Kim Harris recounts her experience this week in the big race
Facing some of the highest temperatures in the Boston Marathon’s history, local runner Kim Harris never backed down, knowing throughout the 26.2 mile race that she would cross the finish line no matter what.
“I knew I would finish,” said Harris. “Even if I had to walk…which I didn’t.”
As temperatures moved into the high 80s, peaking around 87 degrees, 10 percent of the running field found themselves in medical tents along the Boston Marathon’s route.

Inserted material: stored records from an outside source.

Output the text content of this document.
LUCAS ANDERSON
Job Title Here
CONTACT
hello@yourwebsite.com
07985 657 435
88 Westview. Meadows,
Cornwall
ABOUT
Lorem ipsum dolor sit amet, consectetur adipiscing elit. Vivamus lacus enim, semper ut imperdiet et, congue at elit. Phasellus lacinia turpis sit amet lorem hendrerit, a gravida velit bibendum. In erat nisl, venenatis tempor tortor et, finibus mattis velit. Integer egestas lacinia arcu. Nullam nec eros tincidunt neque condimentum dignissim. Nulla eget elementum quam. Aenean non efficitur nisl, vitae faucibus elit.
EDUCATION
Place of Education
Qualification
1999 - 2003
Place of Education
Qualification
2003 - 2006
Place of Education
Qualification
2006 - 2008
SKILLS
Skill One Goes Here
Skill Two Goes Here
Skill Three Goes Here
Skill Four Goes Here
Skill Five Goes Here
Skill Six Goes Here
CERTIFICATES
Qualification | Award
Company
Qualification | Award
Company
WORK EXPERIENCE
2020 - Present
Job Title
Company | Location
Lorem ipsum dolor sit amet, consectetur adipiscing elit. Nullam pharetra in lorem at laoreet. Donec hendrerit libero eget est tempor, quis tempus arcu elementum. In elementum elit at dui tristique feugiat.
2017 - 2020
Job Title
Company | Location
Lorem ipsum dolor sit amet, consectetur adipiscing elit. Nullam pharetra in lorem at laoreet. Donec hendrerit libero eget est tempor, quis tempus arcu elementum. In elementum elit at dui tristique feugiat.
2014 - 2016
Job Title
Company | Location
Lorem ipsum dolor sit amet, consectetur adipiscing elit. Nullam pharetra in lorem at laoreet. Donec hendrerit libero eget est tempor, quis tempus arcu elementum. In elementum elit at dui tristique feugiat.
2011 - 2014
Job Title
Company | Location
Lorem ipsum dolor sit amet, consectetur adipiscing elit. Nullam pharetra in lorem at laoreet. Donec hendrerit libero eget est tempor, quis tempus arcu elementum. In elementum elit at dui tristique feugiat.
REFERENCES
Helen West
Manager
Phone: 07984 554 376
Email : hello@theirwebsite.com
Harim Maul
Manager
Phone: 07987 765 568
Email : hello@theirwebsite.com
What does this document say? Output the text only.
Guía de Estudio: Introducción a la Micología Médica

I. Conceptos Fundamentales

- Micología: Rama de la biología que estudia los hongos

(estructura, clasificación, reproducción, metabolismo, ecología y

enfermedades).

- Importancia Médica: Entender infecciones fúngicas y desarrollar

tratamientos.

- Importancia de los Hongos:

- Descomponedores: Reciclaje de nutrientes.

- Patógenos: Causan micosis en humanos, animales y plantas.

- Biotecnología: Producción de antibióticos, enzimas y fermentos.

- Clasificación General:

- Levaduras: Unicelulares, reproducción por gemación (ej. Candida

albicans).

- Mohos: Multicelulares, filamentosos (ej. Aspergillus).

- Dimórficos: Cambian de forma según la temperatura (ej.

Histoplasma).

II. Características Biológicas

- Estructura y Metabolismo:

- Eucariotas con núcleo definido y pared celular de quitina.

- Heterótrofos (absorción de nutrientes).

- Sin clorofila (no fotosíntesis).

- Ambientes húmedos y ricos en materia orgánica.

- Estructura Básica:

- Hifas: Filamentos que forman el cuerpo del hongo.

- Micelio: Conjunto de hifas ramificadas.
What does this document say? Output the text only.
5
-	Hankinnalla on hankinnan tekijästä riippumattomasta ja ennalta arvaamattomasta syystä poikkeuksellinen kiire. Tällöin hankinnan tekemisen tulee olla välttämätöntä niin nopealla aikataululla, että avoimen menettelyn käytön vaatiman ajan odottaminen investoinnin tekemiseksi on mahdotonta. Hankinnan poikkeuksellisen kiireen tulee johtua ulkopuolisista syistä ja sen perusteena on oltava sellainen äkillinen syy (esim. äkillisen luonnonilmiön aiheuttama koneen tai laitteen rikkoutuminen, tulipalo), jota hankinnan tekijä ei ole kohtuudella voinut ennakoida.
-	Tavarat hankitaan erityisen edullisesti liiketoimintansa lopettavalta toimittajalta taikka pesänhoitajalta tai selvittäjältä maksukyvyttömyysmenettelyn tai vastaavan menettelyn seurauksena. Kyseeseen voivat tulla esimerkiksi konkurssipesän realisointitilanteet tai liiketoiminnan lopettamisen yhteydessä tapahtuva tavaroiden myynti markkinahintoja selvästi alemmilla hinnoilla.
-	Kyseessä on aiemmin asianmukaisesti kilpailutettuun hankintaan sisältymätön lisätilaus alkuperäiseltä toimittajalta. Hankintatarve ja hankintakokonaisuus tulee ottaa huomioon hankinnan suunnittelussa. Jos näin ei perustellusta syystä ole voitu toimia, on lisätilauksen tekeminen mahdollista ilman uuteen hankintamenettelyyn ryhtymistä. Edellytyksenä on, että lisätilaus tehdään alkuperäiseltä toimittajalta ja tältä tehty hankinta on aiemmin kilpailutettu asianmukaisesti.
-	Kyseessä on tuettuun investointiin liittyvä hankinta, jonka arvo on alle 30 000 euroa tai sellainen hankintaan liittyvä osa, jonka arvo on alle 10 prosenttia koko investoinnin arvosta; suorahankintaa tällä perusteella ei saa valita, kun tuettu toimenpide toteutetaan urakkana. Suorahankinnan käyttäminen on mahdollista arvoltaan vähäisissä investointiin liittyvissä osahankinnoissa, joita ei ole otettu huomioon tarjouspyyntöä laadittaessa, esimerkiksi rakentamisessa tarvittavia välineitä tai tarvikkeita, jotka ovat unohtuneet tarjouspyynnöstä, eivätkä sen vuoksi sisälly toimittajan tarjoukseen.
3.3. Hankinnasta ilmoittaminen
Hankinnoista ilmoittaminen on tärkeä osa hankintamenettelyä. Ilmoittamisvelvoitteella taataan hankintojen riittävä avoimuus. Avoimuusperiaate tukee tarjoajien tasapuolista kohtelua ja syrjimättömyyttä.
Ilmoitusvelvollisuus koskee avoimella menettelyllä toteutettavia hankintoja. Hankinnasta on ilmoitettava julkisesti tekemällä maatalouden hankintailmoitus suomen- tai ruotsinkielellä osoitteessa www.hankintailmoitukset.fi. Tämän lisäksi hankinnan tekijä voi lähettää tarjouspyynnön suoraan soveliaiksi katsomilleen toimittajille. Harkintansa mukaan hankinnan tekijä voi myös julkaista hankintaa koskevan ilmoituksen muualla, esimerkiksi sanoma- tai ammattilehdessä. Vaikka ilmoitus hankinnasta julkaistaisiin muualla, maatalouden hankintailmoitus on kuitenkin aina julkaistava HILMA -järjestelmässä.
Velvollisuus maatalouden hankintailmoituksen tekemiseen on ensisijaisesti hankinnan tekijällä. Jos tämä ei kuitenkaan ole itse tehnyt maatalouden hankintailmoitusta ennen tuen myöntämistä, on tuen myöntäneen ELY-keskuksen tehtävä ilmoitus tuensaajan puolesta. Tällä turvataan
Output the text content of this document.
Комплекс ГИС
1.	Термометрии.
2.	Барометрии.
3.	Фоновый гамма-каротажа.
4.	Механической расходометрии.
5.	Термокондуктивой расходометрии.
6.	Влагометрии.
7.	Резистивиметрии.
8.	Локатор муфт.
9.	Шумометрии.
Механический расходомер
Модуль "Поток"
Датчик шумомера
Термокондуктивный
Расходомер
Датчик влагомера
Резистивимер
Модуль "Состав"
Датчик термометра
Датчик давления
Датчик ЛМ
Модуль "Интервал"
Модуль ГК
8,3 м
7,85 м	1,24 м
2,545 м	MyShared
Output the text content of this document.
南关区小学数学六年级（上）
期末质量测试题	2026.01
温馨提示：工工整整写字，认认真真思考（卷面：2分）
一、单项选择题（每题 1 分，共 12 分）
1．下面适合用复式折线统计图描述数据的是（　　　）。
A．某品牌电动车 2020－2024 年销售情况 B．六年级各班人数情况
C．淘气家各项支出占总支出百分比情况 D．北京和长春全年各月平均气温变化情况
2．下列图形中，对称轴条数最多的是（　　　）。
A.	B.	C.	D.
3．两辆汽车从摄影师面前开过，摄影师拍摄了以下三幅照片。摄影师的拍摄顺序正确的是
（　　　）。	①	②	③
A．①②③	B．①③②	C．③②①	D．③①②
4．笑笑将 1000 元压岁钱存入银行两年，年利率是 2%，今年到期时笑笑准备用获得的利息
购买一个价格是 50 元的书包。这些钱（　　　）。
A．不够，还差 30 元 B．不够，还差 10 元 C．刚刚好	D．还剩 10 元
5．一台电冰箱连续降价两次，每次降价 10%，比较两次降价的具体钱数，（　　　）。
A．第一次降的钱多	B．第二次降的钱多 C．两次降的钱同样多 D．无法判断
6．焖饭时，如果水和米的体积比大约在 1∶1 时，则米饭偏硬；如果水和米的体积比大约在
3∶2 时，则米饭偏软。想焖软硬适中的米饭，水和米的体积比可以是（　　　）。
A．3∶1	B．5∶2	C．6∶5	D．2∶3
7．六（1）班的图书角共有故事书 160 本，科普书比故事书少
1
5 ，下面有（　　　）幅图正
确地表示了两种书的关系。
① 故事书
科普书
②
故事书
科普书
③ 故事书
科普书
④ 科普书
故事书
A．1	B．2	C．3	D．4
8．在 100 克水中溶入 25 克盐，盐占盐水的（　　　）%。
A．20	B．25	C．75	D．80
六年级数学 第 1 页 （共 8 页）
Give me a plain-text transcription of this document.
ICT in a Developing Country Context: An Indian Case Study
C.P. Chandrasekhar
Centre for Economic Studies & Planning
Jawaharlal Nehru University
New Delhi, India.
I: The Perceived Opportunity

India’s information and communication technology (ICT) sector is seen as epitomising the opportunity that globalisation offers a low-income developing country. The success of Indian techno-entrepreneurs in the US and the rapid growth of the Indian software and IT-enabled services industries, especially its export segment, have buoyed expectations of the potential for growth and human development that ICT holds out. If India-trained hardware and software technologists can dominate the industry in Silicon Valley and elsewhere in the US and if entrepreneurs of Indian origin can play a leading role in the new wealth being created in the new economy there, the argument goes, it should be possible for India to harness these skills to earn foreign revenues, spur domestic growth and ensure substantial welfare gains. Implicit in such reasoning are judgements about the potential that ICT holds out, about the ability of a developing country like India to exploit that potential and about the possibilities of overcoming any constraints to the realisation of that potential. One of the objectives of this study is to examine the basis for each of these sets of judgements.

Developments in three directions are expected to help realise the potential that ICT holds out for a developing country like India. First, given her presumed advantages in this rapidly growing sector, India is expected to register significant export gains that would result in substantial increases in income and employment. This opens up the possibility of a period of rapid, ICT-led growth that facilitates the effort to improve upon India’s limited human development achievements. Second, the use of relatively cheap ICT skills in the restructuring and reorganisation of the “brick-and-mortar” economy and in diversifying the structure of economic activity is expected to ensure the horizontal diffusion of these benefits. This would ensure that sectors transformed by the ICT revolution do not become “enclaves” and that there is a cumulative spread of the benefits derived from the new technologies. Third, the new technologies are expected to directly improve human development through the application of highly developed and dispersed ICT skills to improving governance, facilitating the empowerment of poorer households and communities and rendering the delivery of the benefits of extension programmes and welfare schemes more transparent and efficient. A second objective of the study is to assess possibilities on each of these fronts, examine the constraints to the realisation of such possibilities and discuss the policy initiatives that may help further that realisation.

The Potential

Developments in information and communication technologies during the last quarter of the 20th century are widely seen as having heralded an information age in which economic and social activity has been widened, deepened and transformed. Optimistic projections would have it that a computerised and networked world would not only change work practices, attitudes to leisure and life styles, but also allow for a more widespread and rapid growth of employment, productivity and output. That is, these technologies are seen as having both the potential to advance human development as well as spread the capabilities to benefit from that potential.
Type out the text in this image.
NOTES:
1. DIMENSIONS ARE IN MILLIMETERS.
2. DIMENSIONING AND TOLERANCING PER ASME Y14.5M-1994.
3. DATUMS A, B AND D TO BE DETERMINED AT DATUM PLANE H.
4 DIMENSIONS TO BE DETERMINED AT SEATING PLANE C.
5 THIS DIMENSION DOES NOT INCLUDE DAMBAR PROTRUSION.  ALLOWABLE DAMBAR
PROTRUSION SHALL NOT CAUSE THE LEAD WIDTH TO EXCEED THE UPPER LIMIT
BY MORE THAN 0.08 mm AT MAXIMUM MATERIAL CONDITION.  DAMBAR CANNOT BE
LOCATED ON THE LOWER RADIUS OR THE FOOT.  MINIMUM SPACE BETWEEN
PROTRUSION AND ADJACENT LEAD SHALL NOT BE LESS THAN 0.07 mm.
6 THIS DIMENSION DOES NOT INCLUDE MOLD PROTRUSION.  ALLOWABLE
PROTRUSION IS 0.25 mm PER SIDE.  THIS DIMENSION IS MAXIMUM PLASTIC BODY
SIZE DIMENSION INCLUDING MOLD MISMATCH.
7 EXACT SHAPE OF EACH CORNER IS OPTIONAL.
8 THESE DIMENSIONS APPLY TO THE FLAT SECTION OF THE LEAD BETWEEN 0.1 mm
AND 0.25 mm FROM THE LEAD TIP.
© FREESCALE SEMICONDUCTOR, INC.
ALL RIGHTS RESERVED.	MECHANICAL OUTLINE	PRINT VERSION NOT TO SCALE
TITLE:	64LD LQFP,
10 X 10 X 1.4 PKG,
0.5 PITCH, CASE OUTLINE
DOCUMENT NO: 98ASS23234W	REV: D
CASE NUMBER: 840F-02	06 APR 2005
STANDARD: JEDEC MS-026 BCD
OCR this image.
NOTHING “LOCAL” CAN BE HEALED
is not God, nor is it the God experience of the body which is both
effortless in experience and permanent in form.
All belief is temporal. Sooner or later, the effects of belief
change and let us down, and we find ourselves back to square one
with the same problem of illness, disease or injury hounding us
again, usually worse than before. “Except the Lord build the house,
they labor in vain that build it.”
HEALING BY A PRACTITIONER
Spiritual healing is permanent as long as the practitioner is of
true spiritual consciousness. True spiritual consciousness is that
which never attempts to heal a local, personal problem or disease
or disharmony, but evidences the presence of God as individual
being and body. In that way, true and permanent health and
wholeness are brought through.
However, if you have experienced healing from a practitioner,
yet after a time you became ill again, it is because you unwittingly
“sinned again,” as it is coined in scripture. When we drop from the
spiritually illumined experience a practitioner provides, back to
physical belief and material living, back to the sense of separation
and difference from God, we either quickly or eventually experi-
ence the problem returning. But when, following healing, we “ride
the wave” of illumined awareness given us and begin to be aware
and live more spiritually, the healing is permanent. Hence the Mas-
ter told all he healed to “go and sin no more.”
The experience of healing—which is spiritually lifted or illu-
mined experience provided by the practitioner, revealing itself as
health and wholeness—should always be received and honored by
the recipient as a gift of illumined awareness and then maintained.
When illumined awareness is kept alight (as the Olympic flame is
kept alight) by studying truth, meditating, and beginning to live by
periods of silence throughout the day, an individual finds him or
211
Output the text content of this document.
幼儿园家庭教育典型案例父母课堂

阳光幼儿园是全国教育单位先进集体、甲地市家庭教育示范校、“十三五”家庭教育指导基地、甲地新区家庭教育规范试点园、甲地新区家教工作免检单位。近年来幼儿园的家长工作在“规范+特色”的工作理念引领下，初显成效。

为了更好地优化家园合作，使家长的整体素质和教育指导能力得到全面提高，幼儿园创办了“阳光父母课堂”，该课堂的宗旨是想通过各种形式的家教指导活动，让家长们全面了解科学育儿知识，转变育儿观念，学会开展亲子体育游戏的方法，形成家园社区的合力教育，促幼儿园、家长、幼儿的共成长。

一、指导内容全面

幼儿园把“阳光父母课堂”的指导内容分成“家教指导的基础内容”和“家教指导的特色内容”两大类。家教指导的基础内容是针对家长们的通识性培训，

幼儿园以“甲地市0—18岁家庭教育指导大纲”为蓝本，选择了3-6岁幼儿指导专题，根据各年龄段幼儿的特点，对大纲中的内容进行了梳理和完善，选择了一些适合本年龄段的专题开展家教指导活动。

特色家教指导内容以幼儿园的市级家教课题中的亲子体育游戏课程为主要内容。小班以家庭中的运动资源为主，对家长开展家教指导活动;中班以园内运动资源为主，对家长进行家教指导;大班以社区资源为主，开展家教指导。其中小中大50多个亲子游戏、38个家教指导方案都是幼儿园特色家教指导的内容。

Reports after this year’s race showed 2100 of the 22,426 participants were treated for dehydration, heat exhaustion, and other heat-related ailments during Monday’s marathon.
Harris didn’t waver, though, passing roadside heat warning signs and over 500,000 cheering spectators to cover the 40 kilometer route in 3 hours, 41 minutes, and 17 seconds.
“I’ve always been really competitive,” she said in an interview this week. “Especially with myself.”
The Boston Marathon, now in it’s 116th year, is the oldest and most widely recognized marathon event in the world, drawing tens of thousands of runners and hundreds of thousands of spectators every year. This year, local Santaquin marathoner Kim Harris was part of the spectacle, having qualified last year at the Utah Valley Marathon.
The marathon has left a lasting impression on Harris. Recounting her experience, she gets teary-eyed.
“The experience was beyond anything I could have ever imagined,” she says. “And it makes me a little emotional, because as someone who just loves to run…you go that weekend and everything is about the Boston Marathon.”
To put the enormity of the event in perspective, Harris tells of her sister and fellow runner Angela Horrocks who participated in the marathon with her. Even though they finished within 30 seconds of each other, Harris says they never once saw each other during the race.
Harris said the overwhelming support from the cities and towns along the route was incredible. From spraying down runners with their own garden hoses to providing ice buckets along the way, the locals make “The Boston” memorable.
“You’re never alone for 26 miles,” said Harris. “I don’t think the runners would have made it without the townspeople.”
She says the hardest part of the race came, not at Heartbreak Hill where most runners struggle on the incline change, but at the 24 mile marker when she saw her husband.
“I saw my husband at mile 24, and that was a little hard…those last two miles were really hard,” said Harris.
Harris, a Physical Therapy Assistant at Mountain Land Physical Therapy in Santaquin, is a dedicated working mother of three and still finds time to train for her marathons. The Boston was her fourth marathon, and she hopes she’ll have another opportunity to run it.
“As a marathon runner the Boston is always in the back of your mind,” said Harris. “Cause that’s it.”
She said her love for running comes from her father, who was also a marathoner. Now running is her passion and she describes her “runners high” as something that combines the thrill of running with the feeling of accomplishment.
“To me it’s not necessarily something you feel while you’re running, it’s afterward,” says Harris. “It’s the excitement and the energy. It’s hard to explain. For me it’s missing it when you can’t do it…I just want to be out there, just the love of running.”
Out running past the orchards of Santaquin on a Saturday morning, for instance.
Harris’ favorite run is the one she takes with her dog Roxy from her home in Summit Ridge out to the north end of town through Genola. She runs because she loves it. That’s why her goals going in to The Boston were to finish and enjoy herself along the way.
“I had worked hard to get there, so I just said ‘I’m going to enjoy it’,” said Harris.
She said she hopes to run in the marathon again someday and gave a piece of advice to those runners looking to work their way to that point.
“I think the biggest thing is just set your goals and work hard to achieve them. Be consistent and be willing to sacrifice,” she said.